Sexual Abuse

Physicians’ sexual abuse of patients is a substantial problem that the healthcare industry has neglect for too long, say authors of an article publish online May 1 in the Journal of General Internal Medicine. They implore the medical community to begin a candid discussion of this problem and call for an explicit zero tolerance standard against sexual abuse of patients by physicians,” write Azza AbuDagga.

The multiple interventions

There should be a system change and a culture change; so with multiple interventions to prevent this problem from happening, AbuDagga said in an interview. When it does happen, physicians and administrators have a responsibility to advocate for patients, to properly investigate cases; also to bring offending physicians to justice, including ending their practice.
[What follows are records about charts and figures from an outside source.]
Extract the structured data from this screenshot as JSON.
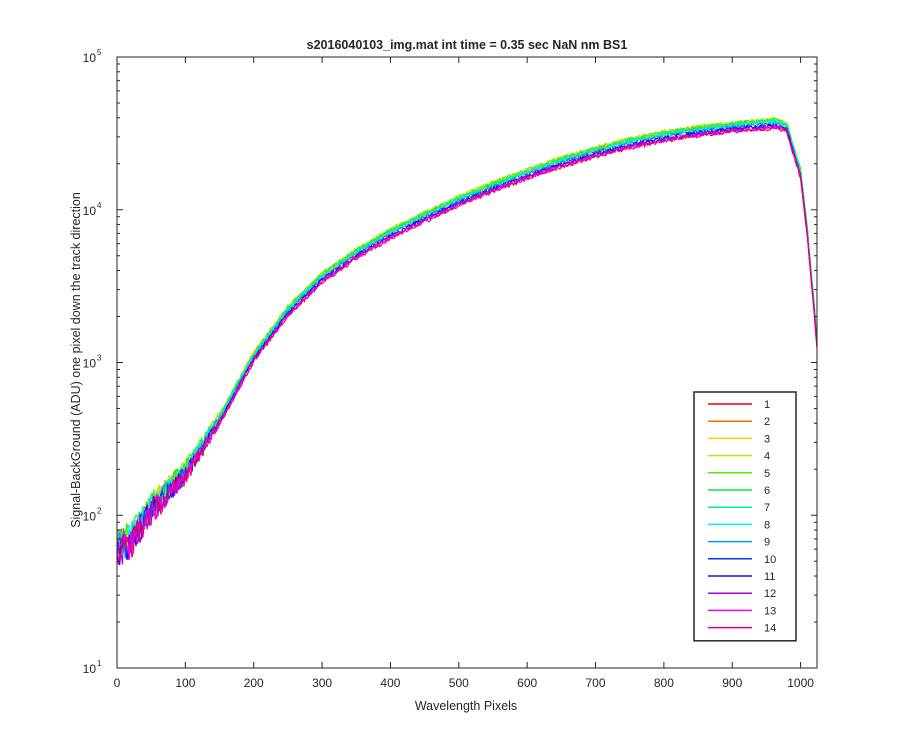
{
  "chart_data": {
    "type": "line",
    "title": "s2016040103_img.mat int time = 0.35 sec  NaN nm BS1",
    "xlabel": "Wavelength Pixels",
    "ylabel": "Signal-BackGround (ADU) one pixel down the track direction",
    "xlim": [
      0,
      1024
    ],
    "ylim": [
      10,
      100000
    ],
    "yscale": "log",
    "grid": false,
    "legend_position": "bottom-right",
    "x_ticks": [
      {
        "value": 0,
        "label": "0"
      },
      {
        "value": 100,
        "label": "100"
      },
      {
        "value": 200,
        "label": "200"
      },
      {
        "value": 300,
        "label": "300"
      },
      {
        "value": 400,
        "label": "400"
      },
      {
        "value": 500,
        "label": "500"
      },
      {
        "value": 600,
        "label": "600"
      },
      {
        "value": 700,
        "label": "700"
      },
      {
        "value": 800,
        "label": "800"
      },
      {
        "value": 900,
        "label": "900"
      },
      {
        "value": 1000,
        "label": "1000"
      }
    ],
    "y_ticks": [
      {
        "value": 10,
        "base": "10",
        "exp": "1"
      },
      {
        "value": 100,
        "base": "10",
        "exp": "2"
      },
      {
        "value": 1000,
        "base": "10",
        "exp": "3"
      },
      {
        "value": 10000,
        "base": "10",
        "exp": "4"
      },
      {
        "value": 100000,
        "base": "10",
        "exp": "5"
      }
    ],
    "x": [
      0,
      20,
      50,
      100,
      150,
      200,
      250,
      300,
      350,
      400,
      450,
      500,
      550,
      600,
      650,
      700,
      750,
      800,
      850,
      900,
      940,
      965,
      980,
      1000,
      1010,
      1020,
      1024
    ],
    "base_values": [
      60,
      68,
      110,
      190,
      420,
      1080,
      2150,
      3550,
      5100,
      6900,
      8900,
      11300,
      14000,
      17000,
      20300,
      23700,
      27000,
      30000,
      32500,
      34500,
      35800,
      36500,
      34000,
      17000,
      7000,
      2200,
      1300
    ],
    "series": [
      {
        "name": "1",
        "color": "#e8000b",
        "scale": 1.02
      },
      {
        "name": "2",
        "color": "#ff6a00",
        "scale": 1.05
      },
      {
        "name": "3",
        "color": "#ffcc00",
        "scale": 1.07
      },
      {
        "name": "4",
        "color": "#b5f000",
        "scale": 1.08
      },
      {
        "name": "5",
        "color": "#55f000",
        "scale": 1.07
      },
      {
        "name": "6",
        "color": "#00ee44",
        "scale": 1.05
      },
      {
        "name": "7",
        "color": "#00eeaa",
        "scale": 1.04
      },
      {
        "name": "8",
        "color": "#00eeff",
        "scale": 1.03
      },
      {
        "name": "9",
        "color": "#0099ee",
        "scale": 1.0
      },
      {
        "name": "10",
        "color": "#0033ee",
        "scale": 0.98
      },
      {
        "name": "11",
        "color": "#3300ee",
        "scale": 0.97
      },
      {
        "name": "12",
        "color": "#aa00ee",
        "scale": 0.96
      },
      {
        "name": "13",
        "color": "#ff00ee",
        "scale": 0.95
      },
      {
        "name": "14",
        "color": "#ee0066",
        "scale": 0.94
      }
    ]
  }
}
That process starts with acknowledging the problem. In the United States, the term “sexual abuse” does not occur in states’ regulations of physicians, she and her coauthors note in their article. Instead, “sexual misconduct” is used, a term that “fails to connote the profound unethical nature of sexual relations between physicians and their patients,” they write.

The difference in the rates of disciplinary actions for sexual misconduct by US and Canadian medical licensing authorities; so likely reflects more frequent detection and disciplining of physicians; who commit sexual misconduct in Canada rather than more frequent sexual misconduct by Canadian physicians,” the authors write.

Sexual assault by physicians has always underreport; so even more so than sexual assault in general, James M. DuBois, DSc, PhD, director of the Bioethics Research Center and professor of medical ethics and professionalism at Washington University School of Medicine in St. Louis, Missouri. DuBois led the FSMB work group; so that develop the recommendations regarding sexual abuse by physicians.

Prevent sexual abuse

Two major steps that could help prevent sexual abuse are patient education; also use of train chaperones during exams, AbuDagga said. Patients should be made aware of what is and what is not appropriate. Chaperones who are train specifically to recognize inappropriate behavior and who are not paid directly by the physician; hence are more likely to recognize it than untrained attendants or one of the physician’s employees, she said.

DuBois expand on what needs to happen in light of the recommendations from the FSMB work group. In addition, patients who have abuse should be made aware of their options. Victims should be inform of their right to involve law enforcement and that only law enforcement can pursue criminal charges,” DuBois said. But many victims will prefer to work through boards rather than law enforcement. Boards can operate more quickly and privately.

AbuDagga and her colleagues also recommend that healthcare institutions; also medical boards report all sexual encounters between a physician and patient to law enforcement; so regardless of the patient’s age, and establish counseling programs for victims of these violations. It’s all about being transparent, having systems in place to protect patients from this problem; also having healthcare professionals advocate for patients and have bystander training,” AbuDagga told.